Nice circular logic there.
Note for the record that I just explained YOUR circular logic. Thank you for
confirming the flawed reasoning. I totally agree with you on that point.
Which again leads to you requiring more proof of 1) before shooting down
DNSSEC. If there is nothing better, and DNSSEC does not make it worse (and
some complexity in return for fixing the recent Kaminsky class bugs seems
pretty acceptable to me), then it is you who needs to do the work of
developing these 'better alternatives' that you so desire. "Consensus
and Running Code"?
The logic "if nothing better, therefore DNSSEC does not make it worse"
is a fallacy. There can indeed be no alternative (and thus nothing
better), while DNSSEC still makes things worse.

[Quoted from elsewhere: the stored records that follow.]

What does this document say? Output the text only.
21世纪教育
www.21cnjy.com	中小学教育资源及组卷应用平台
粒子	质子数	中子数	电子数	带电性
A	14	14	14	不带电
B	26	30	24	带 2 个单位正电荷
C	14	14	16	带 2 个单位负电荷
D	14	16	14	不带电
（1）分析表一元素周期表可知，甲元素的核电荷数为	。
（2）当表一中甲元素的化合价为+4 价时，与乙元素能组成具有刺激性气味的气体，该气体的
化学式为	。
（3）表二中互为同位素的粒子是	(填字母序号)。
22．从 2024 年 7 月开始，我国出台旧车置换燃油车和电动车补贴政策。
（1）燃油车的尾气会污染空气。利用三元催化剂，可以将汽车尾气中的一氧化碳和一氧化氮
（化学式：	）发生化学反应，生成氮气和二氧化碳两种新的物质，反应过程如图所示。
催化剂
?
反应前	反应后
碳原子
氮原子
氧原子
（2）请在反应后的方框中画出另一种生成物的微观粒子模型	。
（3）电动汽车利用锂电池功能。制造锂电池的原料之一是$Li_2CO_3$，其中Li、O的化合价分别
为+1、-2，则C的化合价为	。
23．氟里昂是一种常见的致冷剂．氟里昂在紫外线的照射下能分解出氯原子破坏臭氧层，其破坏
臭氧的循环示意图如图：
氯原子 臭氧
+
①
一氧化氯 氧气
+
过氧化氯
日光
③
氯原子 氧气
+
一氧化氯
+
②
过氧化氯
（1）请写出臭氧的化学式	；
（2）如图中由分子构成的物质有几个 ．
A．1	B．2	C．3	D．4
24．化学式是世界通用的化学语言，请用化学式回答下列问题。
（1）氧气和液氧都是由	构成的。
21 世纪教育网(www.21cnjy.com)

Worse then current DNS deployments? That's pretty hard to do. Didn't you
see or read Dan's presentation?
But to find alternatives, IETF has to stop silencing the people who
can figure out solutions, merely because those people oppose the
BIND cartel.
I'm skipping the conspiracy theory discussion bit. I see many clever people
who dare to stand up and show mistakes and propose alternatives.
You just said there were no alternatives.
People *proposed* alternatives. They were just not accepted as valid
alternatives
that were better then DNSSEC.
Dismissing the definite overt acts of misconduct as "conspiracy theory"
is merely a tricky attempt to avoid the facts.
Seeing how you responded to my emails, I am beginning to see their point.
The BIND cartel gave us the flawed solutions;
However, after I asked you to show these flaws, I was not answered. See
above.
You were answered about flaws; I referred you to documents describing
the flaws. The recent message from Dr. Bernstein more clearly answers
the 'flaws issue'.
I responded to those.
The current rushing is the "DNS is insecure! Adopt DNSSEC NOW!!!"
No, the current solution was "Let's not force everyone into DNSSEC now,
since that would be unsafe, so let's hack our way around a hack we did not
like in the past, but which seems to only short-term stopgap. Let's co-ordinate
a masive cross vendor source-port randomization patch".
Show is the problems. Brasil, Sweden and RIPE's reverse tree did not vanish
from the net when they implemented things. Resolvers of bug ISP's in Sweden
did not cause the Swedish endusers to lose connectivity to the internet.
Oh---So if the reverse trees didn't vanish, everything must be
alright... Sigh.
Let me help your english parsing:
" Show is the problems. [Brasil], [Sweden] and [RIPE's reverse tree] did not
vanish". I expected someone like you to know there are no CCTLD reverse trees.
Anyway, this discussion is not leading to anything constructive, so I am ending
my participation to it. Feel free to have the last word.